Each person who comes in for a consultation at Steidl & Steinberg will review their income and expenses with their attorney. This helps us determine which type of bankruptcy is right for them. People come to the consultation at various levels of preparedness. Some have random bills, some have fully-calculated spreadsheets, and some can’t even make a guess as to what an average electric bill runs them. Needless to say, the more information a client has, the better their grasp on their financial reality.
Even those clients who seem to have a perfectly prepared budget often make two mistakes; they underestimate how much they spend, and they forget whole categories of spending.
Underestimation Can Hurt Your Budget
It is easy to underestimate how much you spend on things. Especially when you are comparing your expenses to the money that’s coming in, people tend to think, “Wow, those numbers don’t seem to add up. There’s no way that I really spend this much on _______.” For expenditures like food, people will calculate their major weekly or bi-weekly shopping trips, but not include the trips in between the major shopping trips or eating out. Another mistake people often make is that they calculate their monthly budget based on just four weeks when only one month has just 28 days. It may not seem like 2 or 3 days can make that much of a difference, but three more days of food and gas for a family could add up to $100 or more, which is enough to throw a budget for many of our clients out of whack.
Then, there are the expenses that get left off the budget altogether: Common things that people don’t think of as home repairs, laundry/dry cleaning/cleaning supplies, doctor visit copays, glasses or contacts, car repairs, real estate taxes when not included in the mortgage payment, recreation, tobacco, haircuts, and pet care. Some of these expenses can seem insignificant by themselves or aren’t expenses that occur on a regular monthly basis. Remember that small expenses add up. A trip to the movies here and a trip to the salon there can throw off your budget if you’re not careful. Also, these irregular expenses can often be expenses that are the biggest and hit especially hard. Many of my clients have not been financially prepared for a big car repair, having to pay for a new pair of glasses or paying their real estate taxes when they come due.
Tips for Keeping Your Budget Intact
- Be realistic! When you first sit down and calculate your spending, it may not even equal out to what you bring home every month. However, if you’re not honest about what you spend, you’ll have a hard time ever getting your expenses in check. If receipts show you spent $100 a month on your clothing, you might be embarrassed, but you have to account for it even if you plan on trimming it later.

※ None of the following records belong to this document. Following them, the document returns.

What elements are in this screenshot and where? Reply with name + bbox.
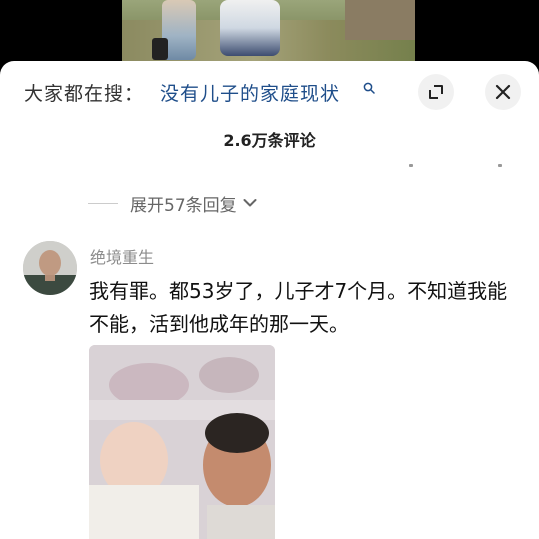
- search-suggestion-term[interactable]: 没有儿子的家庭现状: [160, 79, 340, 106]
- comment-count: 2.6万条评论: [223, 131, 316, 150]
- search-suggestion-prefix: 大家都在搜：: [24, 83, 145, 105]
- chevron-down-icon: [243, 199, 257, 207]
- comment-username[interactable]: 绝境重生: [90, 244, 154, 268]
- video-wall: [345, 0, 415, 40]
- video-background: [0, 0, 539, 70]
- video-person-2: [220, 0, 280, 56]
- search-icon[interactable]: [363, 82, 375, 94]
- close-button[interactable]: [485, 74, 521, 110]
- comment-photo-image: [89, 345, 275, 539]
- video-bag: [152, 38, 168, 60]
- expand-replies-label: 展开57条回复: [130, 195, 237, 216]
- scroll-residue: [409, 164, 413, 167]
- replies-divider: [88, 202, 118, 204]
- expand-replies-button[interactable]: 展开57条回复: [88, 191, 257, 216]
- video-frame[interactable]: [122, 0, 415, 70]
- comment-sheet: 大家都在搜： 没有儿子的家庭现状 2.6万条评论 展开57条回复 绝境重生 我有…: [0, 61, 539, 539]
- comment-photo[interactable]: [89, 345, 275, 539]
- close-icon: [495, 84, 511, 100]
- comment-text: 我有罪。都53岁了，儿子才7个月。不知道我能不能，活到他成年的那一天。: [89, 279, 508, 336]
- avatar[interactable]: [23, 241, 77, 295]
- search-suggestion-bar[interactable]: 大家都在搜： 没有儿子的家庭现状: [0, 61, 539, 123]
- scroll-residue: [498, 164, 502, 167]
- expand-icon: [429, 85, 443, 99]
- expand-button[interactable]: [418, 74, 454, 110]
- avatar-image: [23, 241, 77, 295]
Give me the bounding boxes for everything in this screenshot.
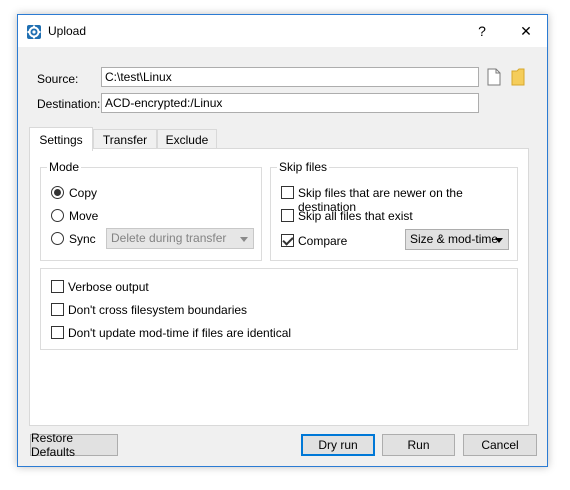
mode-move-label[interactable]: Move — [69, 209, 98, 223]
source-label: Source: — [37, 72, 79, 86]
upload-dialog: Upload ? ✕ Source: C:\test\Linux Destina… — [17, 14, 548, 467]
mode-group: Mode Copy Move Sync Delete during transf… — [40, 160, 262, 261]
settings-tab-pane: Mode Copy Move Sync Delete during transf… — [29, 148, 529, 426]
skip-existing-label[interactable]: Skip all files that exist — [298, 209, 413, 223]
folder-icon[interactable] — [511, 68, 525, 86]
mode-sync-label[interactable]: Sync — [69, 232, 96, 246]
verbose-output-label[interactable]: Verbose output — [68, 280, 149, 294]
verbose-output-checkbox[interactable] — [51, 280, 64, 293]
skip-files-group: Skip files Skip files that are newer on … — [270, 160, 518, 261]
mode-group-title: Mode — [47, 160, 82, 174]
chevron-down-icon — [495, 238, 503, 243]
cancel-button[interactable]: Cancel — [463, 434, 537, 456]
no-cross-fs-label[interactable]: Don't cross filesystem boundaries — [68, 303, 247, 317]
no-cross-fs-checkbox[interactable] — [51, 303, 64, 316]
skip-files-group-title: Skip files — [277, 160, 330, 174]
destination-field[interactable]: ACD-encrypted:/Linux — [101, 93, 479, 113]
chevron-down-icon — [240, 237, 248, 242]
close-button[interactable]: ✕ — [504, 15, 548, 47]
dry-run-button[interactable]: Dry run — [301, 434, 375, 456]
source-field[interactable]: C:\test\Linux — [101, 67, 479, 87]
compare-label[interactable]: Compare — [298, 234, 347, 248]
compare-method-select-value: Size & mod-time — [410, 232, 499, 246]
restore-defaults-button[interactable]: Restore Defaults — [30, 431, 118, 459]
tab-settings[interactable]: Settings — [29, 127, 93, 151]
tab-transfer[interactable]: Transfer — [93, 129, 157, 150]
mode-move-radio[interactable] — [51, 209, 64, 222]
sync-mode-select-value: Delete during transfer — [111, 231, 227, 245]
run-button[interactable]: Run — [382, 434, 455, 456]
mode-copy-radio[interactable] — [51, 186, 64, 199]
destination-label: Destination: — [37, 97, 101, 111]
window-title: Upload — [48, 24, 87, 38]
mode-copy-label[interactable]: Copy — [69, 186, 97, 200]
file-icon[interactable] — [487, 68, 501, 86]
no-update-modtime-checkbox[interactable] — [51, 326, 64, 339]
mode-sync-radio[interactable] — [51, 232, 64, 245]
compare-checkbox[interactable] — [281, 234, 294, 247]
skip-existing-checkbox[interactable] — [281, 209, 294, 222]
sync-mode-select[interactable]: Delete during transfer — [106, 228, 254, 249]
title-bar: Upload ? ✕ — [18, 15, 547, 47]
app-gear-icon — [26, 24, 42, 40]
skip-newer-checkbox[interactable] — [281, 186, 294, 199]
no-update-modtime-label[interactable]: Don't update mod-time if files are ident… — [68, 326, 291, 340]
options-group: Verbose output Don't cross filesystem bo… — [40, 268, 518, 350]
tab-exclude[interactable]: Exclude — [157, 129, 217, 150]
compare-method-select[interactable]: Size & mod-time — [405, 229, 509, 250]
help-button[interactable]: ? — [460, 15, 504, 47]
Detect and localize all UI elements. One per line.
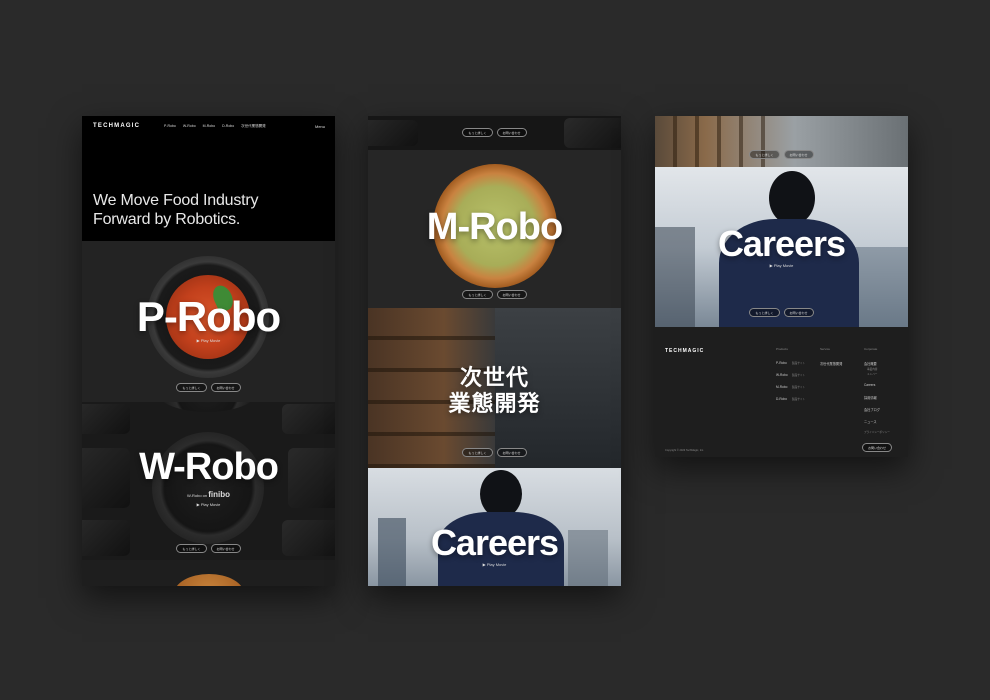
footer-product-link[interactable]: 製品サイト bbox=[792, 397, 805, 401]
page-preview-middle: もっと詳しく お問い合わせ M-Robo もっと詳しく お問い合わせ 次世代 業… bbox=[368, 116, 621, 586]
next-buttons: もっと詳しく お問い合わせ bbox=[368, 448, 621, 457]
careers-buttons: もっと詳しく お問い合わせ bbox=[655, 308, 908, 317]
probo-play-movie[interactable]: ▶ Play Movie bbox=[82, 338, 335, 343]
careers-title: Careers bbox=[430, 522, 559, 563]
footer-contact-button[interactable]: お問い合わせ bbox=[862, 443, 893, 452]
footer-product-link[interactable]: 製品サイト bbox=[792, 373, 805, 377]
footer-col-service: Service bbox=[820, 347, 831, 351]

- Go back through six months of bank statements and receipts to get an accurate picture of what you spend. This sounds difficult, but some bills only come quarterly or twice a year. Your expenses may fluctuate from month to month so the longer you analyze, the better average you will get at it. Going back six months, you are more likely to catch those irregular expenses like car repairs and medical bills.
- Use a pre-prepared list of expenses as an extra check to make sure you’re not forgetting anything. Budget forms can be found all over the internet and are especially helpful if you’re coming to see us.
It may not seem like it, but making a budget for what you’re currently spending is the easy part. The hard part comes when you’re trying to stick to your final budget after you work it out. Sticking to a budget will benefit you no matter your current financial situation.